What wind moved these flurries? Everything was silent behind the window. They meshed under the streetlight, they clanked against the pole, melted together under the bulb, got ripped apart over the darkness. The whole week the city cracked over its own edge. It had snowed once on Sunday, an unexpected and sweeping whiteness that had debranded the cars, deleafed the trees, leveled the autumn and disappeared. It had melted as soon as it came and now the city was nervous. The holidays stood like a doorman over the streets. Barrel-chested. Heavy. The air thinned. Heads fugued at the store windows, postal workers hackled in the side alleys, everything rattled like a cockpit.
And then it came again. A slow, ethereal march of the flakes, a Tchaikovsky dance of the lilliput swans over the twilight. Like a dream, the snow came only at night. It came at night and changed everything. This was not the post-thanksgiving cold that had prematurely gripped the air, gripping until a thin frost climaxed over the pavements. This was a graceful and pale hand of the unseen, the good and beautiful unseen that was beginning to stick to the windowsills and antennas. Where had it come from?
So often then it seemed as if the world was under occupation. The unseens were everywhere. Car engines scratched satan-like beneath the window one moment and clothes danced lightheartedly over a string the next. The room crashed into your stomach during the night only for the air to be suddenly plentiful in the morning. The world somehow had taken to passing itself in freight trains through the ribs and nobody seemed to know why.

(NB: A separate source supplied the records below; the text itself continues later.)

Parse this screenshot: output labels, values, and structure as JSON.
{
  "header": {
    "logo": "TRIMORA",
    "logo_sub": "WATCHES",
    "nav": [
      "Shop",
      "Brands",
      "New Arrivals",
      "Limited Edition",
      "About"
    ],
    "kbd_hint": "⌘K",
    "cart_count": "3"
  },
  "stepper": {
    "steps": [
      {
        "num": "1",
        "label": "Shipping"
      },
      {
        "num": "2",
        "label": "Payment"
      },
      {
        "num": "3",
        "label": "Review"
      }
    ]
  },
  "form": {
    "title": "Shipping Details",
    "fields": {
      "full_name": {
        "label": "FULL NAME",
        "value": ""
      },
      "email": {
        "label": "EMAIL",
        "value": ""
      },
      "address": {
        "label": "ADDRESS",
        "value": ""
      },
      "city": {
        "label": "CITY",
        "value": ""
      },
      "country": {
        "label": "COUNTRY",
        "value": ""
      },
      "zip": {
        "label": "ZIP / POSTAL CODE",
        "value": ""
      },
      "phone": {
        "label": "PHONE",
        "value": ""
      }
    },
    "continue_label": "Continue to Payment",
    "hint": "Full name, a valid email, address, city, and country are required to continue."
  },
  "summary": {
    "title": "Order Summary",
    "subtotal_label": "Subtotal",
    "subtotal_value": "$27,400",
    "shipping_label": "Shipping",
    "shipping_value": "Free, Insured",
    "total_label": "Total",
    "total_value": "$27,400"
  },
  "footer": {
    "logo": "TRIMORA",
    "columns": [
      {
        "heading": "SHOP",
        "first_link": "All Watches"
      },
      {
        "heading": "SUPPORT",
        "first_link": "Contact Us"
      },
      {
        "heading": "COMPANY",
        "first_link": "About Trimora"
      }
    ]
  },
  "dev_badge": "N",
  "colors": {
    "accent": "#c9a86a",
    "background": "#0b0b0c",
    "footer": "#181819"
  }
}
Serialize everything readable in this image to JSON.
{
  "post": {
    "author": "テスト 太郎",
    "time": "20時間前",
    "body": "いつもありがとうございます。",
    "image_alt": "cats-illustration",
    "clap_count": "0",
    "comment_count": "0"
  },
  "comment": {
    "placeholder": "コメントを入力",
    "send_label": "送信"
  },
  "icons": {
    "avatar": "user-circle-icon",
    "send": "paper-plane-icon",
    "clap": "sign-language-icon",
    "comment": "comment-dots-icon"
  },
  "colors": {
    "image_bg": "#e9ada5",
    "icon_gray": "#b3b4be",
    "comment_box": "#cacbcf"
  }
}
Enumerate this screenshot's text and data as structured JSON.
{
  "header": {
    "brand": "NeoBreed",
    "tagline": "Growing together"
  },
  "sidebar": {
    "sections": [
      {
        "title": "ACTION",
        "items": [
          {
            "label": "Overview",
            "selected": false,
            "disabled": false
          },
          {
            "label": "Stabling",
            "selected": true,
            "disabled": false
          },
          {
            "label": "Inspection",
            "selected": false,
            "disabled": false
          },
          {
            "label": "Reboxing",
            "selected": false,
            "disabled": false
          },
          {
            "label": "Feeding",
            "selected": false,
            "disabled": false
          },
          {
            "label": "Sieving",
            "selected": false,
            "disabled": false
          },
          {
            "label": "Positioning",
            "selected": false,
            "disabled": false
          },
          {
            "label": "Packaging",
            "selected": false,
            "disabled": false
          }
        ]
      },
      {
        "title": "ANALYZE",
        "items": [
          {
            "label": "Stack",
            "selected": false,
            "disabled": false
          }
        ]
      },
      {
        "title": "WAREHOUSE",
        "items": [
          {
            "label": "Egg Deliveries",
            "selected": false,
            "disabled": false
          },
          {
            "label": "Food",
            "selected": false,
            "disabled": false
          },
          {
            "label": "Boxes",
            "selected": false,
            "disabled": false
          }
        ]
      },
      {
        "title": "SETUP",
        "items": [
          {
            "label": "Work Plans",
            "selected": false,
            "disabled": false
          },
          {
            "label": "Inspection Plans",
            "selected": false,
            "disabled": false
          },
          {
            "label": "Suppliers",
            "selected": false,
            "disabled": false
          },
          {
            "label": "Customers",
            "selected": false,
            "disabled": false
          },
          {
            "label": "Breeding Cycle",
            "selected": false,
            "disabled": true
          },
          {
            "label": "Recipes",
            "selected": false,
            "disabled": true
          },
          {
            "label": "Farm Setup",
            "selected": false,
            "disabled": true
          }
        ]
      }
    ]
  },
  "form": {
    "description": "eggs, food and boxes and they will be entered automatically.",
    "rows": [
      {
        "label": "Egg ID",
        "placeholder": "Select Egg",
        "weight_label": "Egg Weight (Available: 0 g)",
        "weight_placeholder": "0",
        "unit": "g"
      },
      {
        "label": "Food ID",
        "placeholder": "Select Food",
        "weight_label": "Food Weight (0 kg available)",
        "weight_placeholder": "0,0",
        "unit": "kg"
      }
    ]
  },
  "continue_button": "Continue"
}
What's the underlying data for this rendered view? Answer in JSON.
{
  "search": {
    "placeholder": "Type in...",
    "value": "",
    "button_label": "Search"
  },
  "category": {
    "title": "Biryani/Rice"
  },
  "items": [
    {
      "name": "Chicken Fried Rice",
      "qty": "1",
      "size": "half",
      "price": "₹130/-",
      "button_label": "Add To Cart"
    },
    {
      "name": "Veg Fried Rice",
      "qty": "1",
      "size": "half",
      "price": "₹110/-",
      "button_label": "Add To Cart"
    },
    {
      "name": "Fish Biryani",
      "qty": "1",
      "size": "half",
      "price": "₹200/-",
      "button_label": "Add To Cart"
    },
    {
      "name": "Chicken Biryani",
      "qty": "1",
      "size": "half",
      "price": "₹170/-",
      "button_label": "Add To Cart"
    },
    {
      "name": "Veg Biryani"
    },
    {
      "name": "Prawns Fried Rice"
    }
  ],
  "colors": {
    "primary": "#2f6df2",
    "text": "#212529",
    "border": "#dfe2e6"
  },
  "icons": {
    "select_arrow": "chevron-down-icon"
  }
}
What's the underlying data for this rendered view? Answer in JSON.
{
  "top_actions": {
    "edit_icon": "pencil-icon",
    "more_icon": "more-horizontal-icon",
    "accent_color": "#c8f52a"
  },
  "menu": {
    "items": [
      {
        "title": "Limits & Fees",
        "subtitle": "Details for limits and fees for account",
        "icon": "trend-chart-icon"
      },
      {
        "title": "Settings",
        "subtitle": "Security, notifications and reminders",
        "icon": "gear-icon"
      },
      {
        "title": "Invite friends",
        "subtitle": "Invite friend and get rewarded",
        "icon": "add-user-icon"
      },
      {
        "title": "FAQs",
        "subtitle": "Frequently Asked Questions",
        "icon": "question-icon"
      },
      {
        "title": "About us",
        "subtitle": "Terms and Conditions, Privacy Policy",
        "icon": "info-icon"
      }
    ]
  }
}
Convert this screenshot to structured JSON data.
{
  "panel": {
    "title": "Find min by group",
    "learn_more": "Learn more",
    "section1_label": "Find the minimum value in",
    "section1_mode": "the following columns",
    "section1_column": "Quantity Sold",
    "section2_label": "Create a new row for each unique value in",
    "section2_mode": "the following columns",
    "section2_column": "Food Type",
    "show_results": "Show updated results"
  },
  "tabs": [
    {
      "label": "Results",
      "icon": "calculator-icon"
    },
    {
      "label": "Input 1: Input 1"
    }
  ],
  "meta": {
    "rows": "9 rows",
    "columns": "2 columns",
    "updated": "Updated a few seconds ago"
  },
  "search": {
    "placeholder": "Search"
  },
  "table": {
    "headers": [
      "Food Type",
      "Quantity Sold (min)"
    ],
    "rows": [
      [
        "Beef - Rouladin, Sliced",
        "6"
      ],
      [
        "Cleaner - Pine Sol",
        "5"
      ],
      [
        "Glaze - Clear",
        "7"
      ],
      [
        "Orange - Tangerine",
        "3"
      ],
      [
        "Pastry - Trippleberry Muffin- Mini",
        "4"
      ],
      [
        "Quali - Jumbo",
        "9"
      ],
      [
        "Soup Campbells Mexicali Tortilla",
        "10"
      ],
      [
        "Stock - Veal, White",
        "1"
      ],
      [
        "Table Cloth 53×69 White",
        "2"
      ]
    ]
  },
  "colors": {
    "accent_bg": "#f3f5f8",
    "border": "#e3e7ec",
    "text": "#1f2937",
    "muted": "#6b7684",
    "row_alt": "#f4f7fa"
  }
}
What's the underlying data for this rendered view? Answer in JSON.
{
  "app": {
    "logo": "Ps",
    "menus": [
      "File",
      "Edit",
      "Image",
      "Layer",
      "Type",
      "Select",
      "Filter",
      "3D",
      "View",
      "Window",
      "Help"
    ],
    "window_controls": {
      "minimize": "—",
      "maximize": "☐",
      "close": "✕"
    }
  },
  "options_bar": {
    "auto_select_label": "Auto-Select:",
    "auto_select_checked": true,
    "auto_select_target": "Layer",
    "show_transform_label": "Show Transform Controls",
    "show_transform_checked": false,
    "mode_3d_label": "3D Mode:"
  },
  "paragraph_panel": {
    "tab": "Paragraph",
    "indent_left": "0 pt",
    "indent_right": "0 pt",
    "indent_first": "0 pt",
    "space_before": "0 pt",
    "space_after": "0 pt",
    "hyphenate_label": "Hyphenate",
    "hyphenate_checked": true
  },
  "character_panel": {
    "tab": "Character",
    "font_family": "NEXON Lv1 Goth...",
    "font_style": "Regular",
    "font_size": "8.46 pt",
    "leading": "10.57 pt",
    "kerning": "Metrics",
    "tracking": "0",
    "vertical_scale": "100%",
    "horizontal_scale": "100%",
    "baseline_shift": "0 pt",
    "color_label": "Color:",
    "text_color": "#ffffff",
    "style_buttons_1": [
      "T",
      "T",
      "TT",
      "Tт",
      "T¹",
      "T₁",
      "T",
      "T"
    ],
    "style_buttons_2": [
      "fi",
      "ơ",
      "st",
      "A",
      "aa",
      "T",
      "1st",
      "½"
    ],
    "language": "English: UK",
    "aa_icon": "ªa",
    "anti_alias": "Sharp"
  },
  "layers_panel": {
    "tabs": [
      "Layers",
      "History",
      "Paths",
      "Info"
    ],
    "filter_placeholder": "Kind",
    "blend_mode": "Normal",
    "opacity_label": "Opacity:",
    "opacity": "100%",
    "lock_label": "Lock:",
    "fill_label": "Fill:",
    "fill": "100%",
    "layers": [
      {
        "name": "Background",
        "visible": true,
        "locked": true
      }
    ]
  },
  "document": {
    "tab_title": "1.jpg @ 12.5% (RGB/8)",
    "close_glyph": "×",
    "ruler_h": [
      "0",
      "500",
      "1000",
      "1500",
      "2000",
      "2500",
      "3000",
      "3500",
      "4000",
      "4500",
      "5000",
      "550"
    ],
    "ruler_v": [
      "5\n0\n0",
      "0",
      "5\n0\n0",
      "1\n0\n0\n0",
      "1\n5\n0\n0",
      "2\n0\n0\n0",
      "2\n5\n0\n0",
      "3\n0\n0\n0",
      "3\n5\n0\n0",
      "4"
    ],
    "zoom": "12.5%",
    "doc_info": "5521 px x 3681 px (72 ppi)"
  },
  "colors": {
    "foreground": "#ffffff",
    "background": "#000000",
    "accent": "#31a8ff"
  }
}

It was only an hour past sunrise and I stood at the street, keeping my eyes on the coats and scarfs and backpacks carefully making their way to the train. There was a thoughtfulness that a newly fallen snow gave to a morning. Feet moved slowly, words slid around the collars without a sound. I stood in a driveway, my head bent, feeling the warm and irreplaceable silence of sunlight over my neck and my nose. There was really nothing like it. Everything was at a sudden yet worried peace. I stayed where I was, feeling the street wake up around me. Doors began to open, exhaust pipes rattled to a start, shoes stepped out over the stoops, they lay their faces slowly to the newly fallen snow. They rubbed their cheeks into it like a pillow. With each step they crunched the powder, they chewed it without a hurry.
Hryuuush.
Hryuuush.
I opened my eyes slightly to the sounds and instantly began taking small notes in my head. I wanted to write something about this, to capture it all somehow. Yet, nothing came. I thought about Hopper, Wyeth, Seurat. The previous night I had went again to the museum, never going up but instead lingering outside by the lobby. Back to back cigarettes and indecision ultimately led me to the store and there I had spent most of the night. Looking around, reading. In truth, there was a Hopper anthology I had always went there to see, and finding an odd copy of it stranded near a guide to Lisa Minelli, I had fled with it to an abandoned corner. For an hour I must have stood there, beats and cellos within my ears, my fingers tracing their way across each print, focusing at a point within the painting where it all seemed to merge. There was something there, there was something undeniably there. But what was it? Was it silence he painted? Was it the frozen movement of the moment? After songs upon songs of tracing, it hit me - the bastard! He was painting the unseen. The unseen stuck between the spaces, locked in bars and bedrooms and gas stations, everyday eating us and massaging us… I lifted my eyes over the book and glanced around. Were the students, the clerks, the shelves, vases books lights – were these all the result of the unseen? Was the unseen all that there really was? Was it the charged ether that seemed to flood the cities? Did the atmosphere merely blanket over its round body, keeping it all from spilling?
I stood at the street thinking of this, watching a car pass here and a parent scold a child there, gathering the seens in an effort to describe the unseen. The sunlight. The people. Small exhales of vapor. Two-legged locomotives choo-choo-ing their way onward. I had always preferred to write in the mornings. The world becomes clear. Simple. Even the unseens slumber calmly and lethargically. Yet nothing would come. I watched the flakes, the few of them still left in the air, slightly pick up, carry over a car and a porch, nestle under a canopy. I thought of ways to describe them. I took in the details. A light wind came again and a nearby rooftop popped soundlessly like a blender, the flakes dancing eagerly upward then downward, dropping into the driveway and coming back up. There was really no way to describe them. No metaphors to build, no mediums to combine. They were flurries, only small little flurries, warm flurries, cold flurries, hard edged and soft flurries dancing in a horrific, beautiful slavery to the wind. I stood in the driveway and watched them, closing my eyes and opening them again, letting my feet grow slightly cold and my nose grow warm.